FINRA Increasing Enforcement Actions, Fines

A new report on FINRA's 2012 actions suggests the self-regulatory body is getting tougher.

FINRA’s enforcement actions rose for the fourth straight year last year, and the dollar amount of fines the self-regulatory agency levied jumped 15%. The amount of sanctions imposed in due diligence cases, meanwhile, climbed to $12.8 million, a 700% increase from $1.6 million in due diligence fines in 2011.

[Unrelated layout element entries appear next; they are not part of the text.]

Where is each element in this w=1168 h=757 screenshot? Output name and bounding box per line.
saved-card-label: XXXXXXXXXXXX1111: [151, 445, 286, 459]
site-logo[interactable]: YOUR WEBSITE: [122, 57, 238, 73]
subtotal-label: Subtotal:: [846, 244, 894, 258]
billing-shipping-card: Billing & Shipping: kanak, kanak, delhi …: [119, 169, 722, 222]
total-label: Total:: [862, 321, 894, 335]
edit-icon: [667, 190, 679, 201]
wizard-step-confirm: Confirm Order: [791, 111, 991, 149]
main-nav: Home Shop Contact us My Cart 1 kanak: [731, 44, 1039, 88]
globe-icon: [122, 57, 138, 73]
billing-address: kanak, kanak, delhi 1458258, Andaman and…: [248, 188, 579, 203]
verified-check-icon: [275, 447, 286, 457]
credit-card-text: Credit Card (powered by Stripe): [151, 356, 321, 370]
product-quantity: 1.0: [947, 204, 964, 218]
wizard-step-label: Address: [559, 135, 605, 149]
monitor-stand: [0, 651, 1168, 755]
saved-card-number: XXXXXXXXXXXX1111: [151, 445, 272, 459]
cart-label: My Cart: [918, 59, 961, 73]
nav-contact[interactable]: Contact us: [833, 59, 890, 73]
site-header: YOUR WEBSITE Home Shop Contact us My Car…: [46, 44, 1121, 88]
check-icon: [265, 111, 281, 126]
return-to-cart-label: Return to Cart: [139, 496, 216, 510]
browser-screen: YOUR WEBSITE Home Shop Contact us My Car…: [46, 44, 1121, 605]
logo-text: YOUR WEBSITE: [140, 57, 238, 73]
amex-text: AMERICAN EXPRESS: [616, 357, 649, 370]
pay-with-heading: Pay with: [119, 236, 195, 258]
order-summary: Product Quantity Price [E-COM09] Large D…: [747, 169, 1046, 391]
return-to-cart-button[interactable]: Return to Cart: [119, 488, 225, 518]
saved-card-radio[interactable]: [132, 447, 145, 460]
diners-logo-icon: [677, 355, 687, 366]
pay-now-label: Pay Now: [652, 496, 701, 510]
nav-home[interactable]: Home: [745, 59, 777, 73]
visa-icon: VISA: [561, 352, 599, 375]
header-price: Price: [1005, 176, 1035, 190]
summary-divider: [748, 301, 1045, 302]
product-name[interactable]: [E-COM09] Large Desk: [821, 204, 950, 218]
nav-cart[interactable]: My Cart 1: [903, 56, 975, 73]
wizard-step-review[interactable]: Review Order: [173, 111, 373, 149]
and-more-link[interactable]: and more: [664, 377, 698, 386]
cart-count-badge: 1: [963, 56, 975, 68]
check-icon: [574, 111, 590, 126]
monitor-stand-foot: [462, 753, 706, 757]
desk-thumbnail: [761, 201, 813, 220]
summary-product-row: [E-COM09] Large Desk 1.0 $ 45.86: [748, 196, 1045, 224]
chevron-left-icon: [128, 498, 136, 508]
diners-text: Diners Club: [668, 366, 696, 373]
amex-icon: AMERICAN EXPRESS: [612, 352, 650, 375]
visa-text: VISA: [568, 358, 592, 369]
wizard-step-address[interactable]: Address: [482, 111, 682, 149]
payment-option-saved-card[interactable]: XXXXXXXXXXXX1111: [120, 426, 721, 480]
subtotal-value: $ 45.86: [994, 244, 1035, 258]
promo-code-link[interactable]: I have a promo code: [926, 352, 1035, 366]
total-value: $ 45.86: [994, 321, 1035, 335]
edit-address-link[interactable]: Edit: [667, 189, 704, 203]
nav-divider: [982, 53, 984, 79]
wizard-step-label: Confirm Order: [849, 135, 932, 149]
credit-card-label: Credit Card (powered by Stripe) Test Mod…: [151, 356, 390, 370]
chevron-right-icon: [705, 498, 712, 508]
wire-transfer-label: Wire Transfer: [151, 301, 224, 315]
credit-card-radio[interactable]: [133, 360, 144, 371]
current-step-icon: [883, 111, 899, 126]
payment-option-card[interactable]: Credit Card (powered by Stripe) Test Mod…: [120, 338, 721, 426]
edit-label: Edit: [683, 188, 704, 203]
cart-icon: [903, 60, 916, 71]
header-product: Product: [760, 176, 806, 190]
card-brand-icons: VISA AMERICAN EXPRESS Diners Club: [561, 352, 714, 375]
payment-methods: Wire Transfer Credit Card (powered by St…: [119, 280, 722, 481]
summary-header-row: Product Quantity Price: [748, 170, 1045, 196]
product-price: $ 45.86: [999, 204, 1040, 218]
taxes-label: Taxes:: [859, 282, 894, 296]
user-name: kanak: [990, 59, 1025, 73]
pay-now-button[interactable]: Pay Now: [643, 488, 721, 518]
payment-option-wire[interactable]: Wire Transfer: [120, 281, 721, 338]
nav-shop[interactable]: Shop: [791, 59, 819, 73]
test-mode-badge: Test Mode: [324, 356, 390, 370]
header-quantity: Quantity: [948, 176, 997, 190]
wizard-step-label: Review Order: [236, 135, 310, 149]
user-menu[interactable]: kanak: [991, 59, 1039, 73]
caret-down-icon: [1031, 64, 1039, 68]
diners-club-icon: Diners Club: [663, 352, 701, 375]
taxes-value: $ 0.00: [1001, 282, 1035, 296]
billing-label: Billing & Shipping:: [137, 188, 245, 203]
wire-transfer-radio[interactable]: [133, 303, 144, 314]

FINRA reported filing 1,541 disciplinary actions in 2012, an increase of 3.6% from the 1,488 cases the regulator initiated in 2011, according to an annual survey and analysis released Wednesday by the Washington, D.C. law firm Sutherland Asbill & Brennan, which represents advisor and broker-dealer firms being prosecuted by the SEC, FINRA and other regulators. Fines totaled $78.2 million last year, up from $68 million in 2011.

“The most significant finding is that the number of cases and amount of fines has continued to increase,” Brian Rubin, a Sutherland partner, told Financial Planning. “Part of this probably still relates to a fallout from the market crises. Part of it also may have been driven by FINRA’s desire to show it could be a tough regulator, to position itself as the self-regulating organization for advisors.”

FINRA declined to comment.

KEY ISSUE: SUITABILITY

Suitability cases were the top enforcement issue for FINRA last year, according to the Sutherland survey.  FINRA assessed fines totaling $19.4 million in cases involving suitability allegations -- a 152% increase from the $7.7 million in fines reported in 2011. The regulator heard 117 suitability cases last year, a 10% increase from the 106 cases reported in 2011.

The surge in suitability fines was largely driven by the $7.5 million in fines assessed in four ETF-related cases and “supersized” fines of $1 million-plus in cases involving complex products such as reverse convertible notes and unit investment trusts, the report said.

FINRA also brought 62 due diligence cases in 2012, up substantially from 2011's total of 44 cases.

“FINRA is focusing on suitability, due diligence and complex products because broker-dealers are sometimes trying to meet the needs of their clients with alternative products in today’s low interest rate environment,” Rubin said.